Мы шагали по обсаженному низкорослыми и кривыми деревьями шоссе. Асфальт был пересохший, потрескавшийся, а по краям дорожного полотна крошился. Вся дорога состояла из сплошных поворотов и колдобин, не разгонишься. Ни в одной стране мира язык бы не повернулся назвать эту пародию на автотрассу словом "шоссе". Однако по местным меркам это была, безусловно, магистраль.
Эти повороты действовали на нервы. Не то, что было страшно, нет. Неуютно, непривычно и тревожно. Чужая страна, в стране война. Стреляет каждый куст верблюжьей колючки, каждый саксаул и аксакал! А мы, как ни крути, с какого боку ни посмотри - натуральные оккупанты.
Как получилось, что мы вдвоем с заряжающим третьего расчета Вадимом Попковым оказались на этом шоссе?

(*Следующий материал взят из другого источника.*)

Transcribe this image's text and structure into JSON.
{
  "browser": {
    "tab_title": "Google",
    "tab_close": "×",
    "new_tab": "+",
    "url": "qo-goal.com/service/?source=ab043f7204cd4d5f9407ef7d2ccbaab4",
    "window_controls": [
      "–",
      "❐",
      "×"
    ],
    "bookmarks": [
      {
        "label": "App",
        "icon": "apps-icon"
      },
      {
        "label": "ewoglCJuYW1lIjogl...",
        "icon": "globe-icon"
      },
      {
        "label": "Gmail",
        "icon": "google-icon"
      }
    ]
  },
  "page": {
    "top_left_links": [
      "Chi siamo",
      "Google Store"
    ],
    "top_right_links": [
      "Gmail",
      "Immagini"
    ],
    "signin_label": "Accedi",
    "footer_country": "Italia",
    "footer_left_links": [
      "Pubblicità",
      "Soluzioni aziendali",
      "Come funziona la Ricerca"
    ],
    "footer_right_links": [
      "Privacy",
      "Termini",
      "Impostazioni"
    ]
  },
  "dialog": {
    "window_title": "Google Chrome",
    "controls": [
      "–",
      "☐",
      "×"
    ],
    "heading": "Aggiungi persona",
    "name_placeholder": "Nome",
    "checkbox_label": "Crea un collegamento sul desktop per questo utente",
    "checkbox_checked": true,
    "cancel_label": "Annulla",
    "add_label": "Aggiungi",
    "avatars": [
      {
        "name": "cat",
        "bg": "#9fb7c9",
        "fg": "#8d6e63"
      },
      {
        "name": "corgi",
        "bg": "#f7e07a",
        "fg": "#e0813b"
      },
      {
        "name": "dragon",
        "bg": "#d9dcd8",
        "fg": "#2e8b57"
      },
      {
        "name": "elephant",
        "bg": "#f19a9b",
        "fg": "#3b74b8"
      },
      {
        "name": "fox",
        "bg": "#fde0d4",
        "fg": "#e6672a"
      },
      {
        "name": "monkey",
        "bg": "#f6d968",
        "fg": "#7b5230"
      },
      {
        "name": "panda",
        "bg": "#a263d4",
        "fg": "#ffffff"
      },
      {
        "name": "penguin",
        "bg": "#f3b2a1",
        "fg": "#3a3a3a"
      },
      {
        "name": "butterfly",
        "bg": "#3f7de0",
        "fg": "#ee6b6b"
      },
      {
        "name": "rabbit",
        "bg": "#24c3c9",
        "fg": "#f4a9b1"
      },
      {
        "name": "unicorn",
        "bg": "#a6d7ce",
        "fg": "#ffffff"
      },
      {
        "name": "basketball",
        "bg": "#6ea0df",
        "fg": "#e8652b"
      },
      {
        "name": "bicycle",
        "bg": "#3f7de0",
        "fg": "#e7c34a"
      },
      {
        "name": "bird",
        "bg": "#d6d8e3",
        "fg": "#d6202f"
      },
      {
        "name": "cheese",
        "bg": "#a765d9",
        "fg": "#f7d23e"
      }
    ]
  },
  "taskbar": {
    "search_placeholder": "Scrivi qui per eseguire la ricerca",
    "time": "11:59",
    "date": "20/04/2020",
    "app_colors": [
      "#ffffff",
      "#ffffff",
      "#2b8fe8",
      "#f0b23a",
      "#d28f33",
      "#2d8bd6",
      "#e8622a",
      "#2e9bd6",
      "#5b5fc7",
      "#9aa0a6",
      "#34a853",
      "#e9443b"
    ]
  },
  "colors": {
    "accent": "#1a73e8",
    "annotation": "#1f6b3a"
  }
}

Это история долгая и заслуживает отдельного повествования. Одно можно отметить, что сей факт связан с обыденным и вездесущим армейским дибилизмом, в результате которого, минометы наши уехали на броне БТР-ов в одну сторону, а мы с Вадиком в десантном отделении БМП - в другую.
Все это выяснилось только утром. Лейтенант - старший машины - наградил нас с Вадиком смачными эпитетами, используя при этом идиоматические обороты, более характерные для прапорщиков военно-строительных подразделений, чем для выпускников элитного Галицинского училища. Указав рукой примерное направление, лейтенант скрылся в люке машины, дав тем самым понять, что разговор окончен. И мы с Попковым двинули по этому самому "шоссе" даже не позавтракав.
Дорога, как была та ещё. Впрочем, я об этом уже говорил. Но не говорил о саксаулах - или как там их -, переплетавшихся по обоим сторонам дороги с таким дремучим упорством, что через них ни черта не было видно. Сами понимаете, бодрости и уверенности в себе это обстоятельство нам не добавляло. Изредка, видимо по недосмотру устроителей этой чудной лесопосадки, а может быть, благодаря дурной воли самих деревьев, в этой живой изгороди, возникали какие-то просветы. Это позволяло, хоть в какой-то мере контролировать мир внешний.
Вадим первый увидел ЭТО. И именно через такое "окно".
В сотне метров от шоссе, на небольшом пригорке стояло белое с плоской крышей здание. Пропорции постройки, нарядный белый цвет стен, форма и размер окон, красная кирпичная труба и высокий цоколь из дикого камня, подгоняли здание под европейский стандарт. "Азиатской" была только плоская крыша.
Входную дверь видно не было. На нас смотрели только три окна за зелеными ставнями. Было тихо до звона в ушах. Я до сих пор не могу понять, что побудило нас тогда, что подтолкнуло? Не сговариваясь, мы короткими перебежками в считанные секунды преодолели расстояние от дороги до здания.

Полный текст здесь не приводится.